Second step: Concomitant epidemiology and clinical characteristics at hospital admission of COVID-19 overtime, by an evaluation over a three-month period, from December 1st, 2020, to February 22nd, 2021, of all patients admitted in the ED for COVID-19. Demographic data, clinical severity as recorded by the NEWS-2 scoring system and the follow-up (ward admission versus ambulatory follow-up). Patients coming from Elderly Care facilities clusters or transferred from another hospital with a SARS-CoV-2 positive PCR were not included in the study.

Third step: Clinical severity and follow-up of hospitalized patients for a SARS-CoV-2 pneumonia, in the IDD or ICU over three fortnights:

  • before the spread of the UK-variant in our area, i.e., from December 7th to 21st 2020 (Bef-F),

  • the two fortnights after starting a PCR screening from all positive samples analyzed at the hospital Virology Lab from newly admitted and diagnosed patients (late January 2021), i.e., from January 24th to February 7th and from February 8th to 22nd, 2021 respectively Aft1-F and Aft2-F).

Demographic data, clinical signs and severity were recorded by the NEWS-2 (ED), SAPS-2 and SOFA scores (ICU), CT-Scan findings and the follow-up were recorded and analyzed.

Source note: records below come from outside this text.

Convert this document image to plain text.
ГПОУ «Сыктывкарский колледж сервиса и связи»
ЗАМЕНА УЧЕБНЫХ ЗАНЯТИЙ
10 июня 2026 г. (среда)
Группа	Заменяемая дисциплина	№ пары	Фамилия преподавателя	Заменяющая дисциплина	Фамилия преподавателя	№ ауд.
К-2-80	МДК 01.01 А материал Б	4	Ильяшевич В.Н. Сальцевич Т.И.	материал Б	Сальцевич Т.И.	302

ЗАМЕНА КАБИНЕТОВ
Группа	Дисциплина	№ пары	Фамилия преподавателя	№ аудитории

We assessed the UK-variant spread in sewage through the Nice wastewater plant, which treats the sewage for a population of 390,000 inhabitants. The daily incoming volume varied from 97,000 m3 (on December 15th, 2020) to 128,000 (January 21st, 2021), due to rain at the end of January. Sequencing followed the protocol of the Artic consortium (https://www.protocols.io/view/ncov-2019-sequencing-protocol-v3-locost-bh42j8ye), data being analyzed with their pipeline (https://artic.network/ncov-2019/ncov2019-bioinformatics-sop.html). For each position associated with 20I/501Y.V1 lineage (https://cov-lineages.org/pangolin_tutorial.html) the fraction of 20I/501Y.V1 lineage reads relative to the total number of reads is assessed.

The virological assessment of positive PCR for SARS-CoV-2 variants at the Virology Lab was done as follow: SARS-CoV-2 positive samples were screened for the presence of the 20I/501Y.V1 lineage using either TaqPath COVID‐19 RT‐PCR (ThermoFisher, Illkirch-Graffenstaden, France) or ViroBOAR Spike 1.0 RT-PCR (Eurofins Biomnis, Lyon, France) kits, following manufacturer’s instructions. Identification of the 20I/501Y.V1 variant was further verified by sequencing by sequencing a random set of samples in which the reliability of the RT-PCR screening tests was checked. Briefly, Spike protein regions covering ∆69/70 and ∆144 deletions, as well as the N501Y substitution, were amplified through RT-PCR, and amplicons were sequenced by the Sanger method.

Patients who were hospitalized with an identification of the UK-variant at the Virology Lab (see upper) were paired (1:2) with patients hospitalized during the three first weeks of December (variant-free period), on age and gender. News-2 score, time 1st symptoms-ED admission and further hospital orientation (ICU versus medical ward) were the main evaluated criteria.

Data were expressed as mean ± standard deviation SD. Comparisons are done using Chi-2, Fisher exact-test for categorical variables and Student-t test, Kruskal–Wallis test and Mann–Whitney U-test for continuous variables comparisons, if required. All data were analyzed using SPSS software®.